Insbesondere in Frankreich ist die Einrichtung verbreitet, wo Kathedralen mit berühmten Orgeln mehrere Titularorganisten haben können. So gibt es an der Kathedrale Notre-Dame de Paris seit 1985 drei Titularorganisten.[1] Yves Castagnet, Organist an der dortigen Chororgel, gehört zu den wenigen Organisten, die mit liturgischem Orgelspiel ihren Lebensunterhalt bestreiten. Die bekannten Titularorganisten erzielen ihre Einkommen durch Konzerte, CD-Aufnahmen, Kompositionen und Lehrtätigkeiten an Musik(hoch)schulen.

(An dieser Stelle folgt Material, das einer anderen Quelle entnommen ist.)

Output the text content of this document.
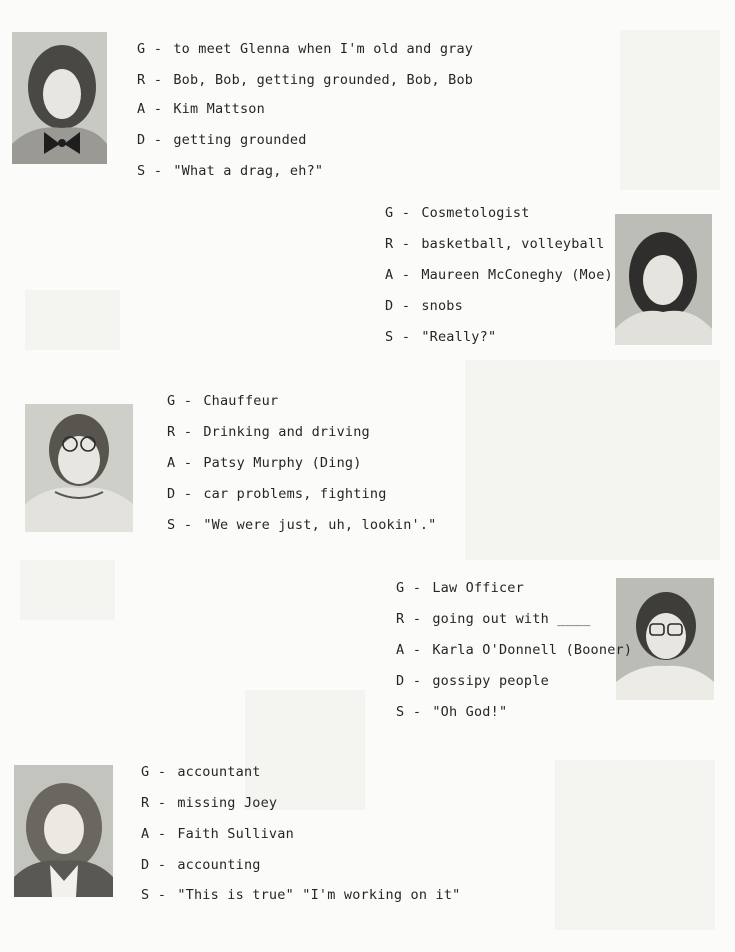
G - to meet Glenna when I'm old and gray
R - Bob, Bob, getting grounded, Bob, Bob
A - Kim Mattson
D - getting grounded
S - "What a drag, eh?"
G - Cosmetologist
R - basketball, volleyball
A - Maureen McConeghy (Moe)
D - snobs
S - "Really?"
G - Chauffeur
R - Drinking and driving
A - Patsy Murphy (Ding)
D - car problems, fighting
S - "We were just, uh, lookin'."
G - Law Officer
R - going out with ____
A - Karla O'Donnell (Booner)
D - gossipy people
S - "Oh God!"
G - accountant
R - missing Joey
A - Faith Sullivan
D - accounting
S - "This is true" "I'm working on it"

Die sonntägliche Liturgie spielen sie auf (niedriger) Honorarbasis oder übertragen die Aufgaben Amateurorganisten. Im Allgemeinen gilt: Je bedeutender Orgel und Kirche, desto angesehener die Stelle und höher der Verdienst. Die Ernennung zum titulaire an einer bekannten Orgel von Aristide Cavaillé-Coll gilt als große Ehre.[2] Anders als in Deutschland ist hier die Verbindung von Chorleitung und Orgeldienst an größeren Kirchen nicht üblich, sondern gibt es für beide Aufgaben eigens angestellte Musiker. Eine Stelle wird öffentlich ausgeschrieben und durch Wettbewerbe vergeben. Verträge werden mit der Stadt oder Gemeinde geschlossen, da die meisten Instrumente in öffentlicher Hand sind. In der Kommission, die die Entscheidung trifft, haben die betreffenden Pfarrer jedoch nicht selten einen starken Einfluss. In großen Kirchen hat sowohl die Hauptorgel (Grand Orgue) wie die Chororgel (Orgue de Chœur) je ihre eigenen Titularorganisten und gegebenenfalls auch Co-Titularorganisten und sind die Befugnisse streng getrennt. Während die Anstellung in Deutschland befristet sein kann,[3] gilt sie in Frankreich in der Regel auf Lebenszeit.[4]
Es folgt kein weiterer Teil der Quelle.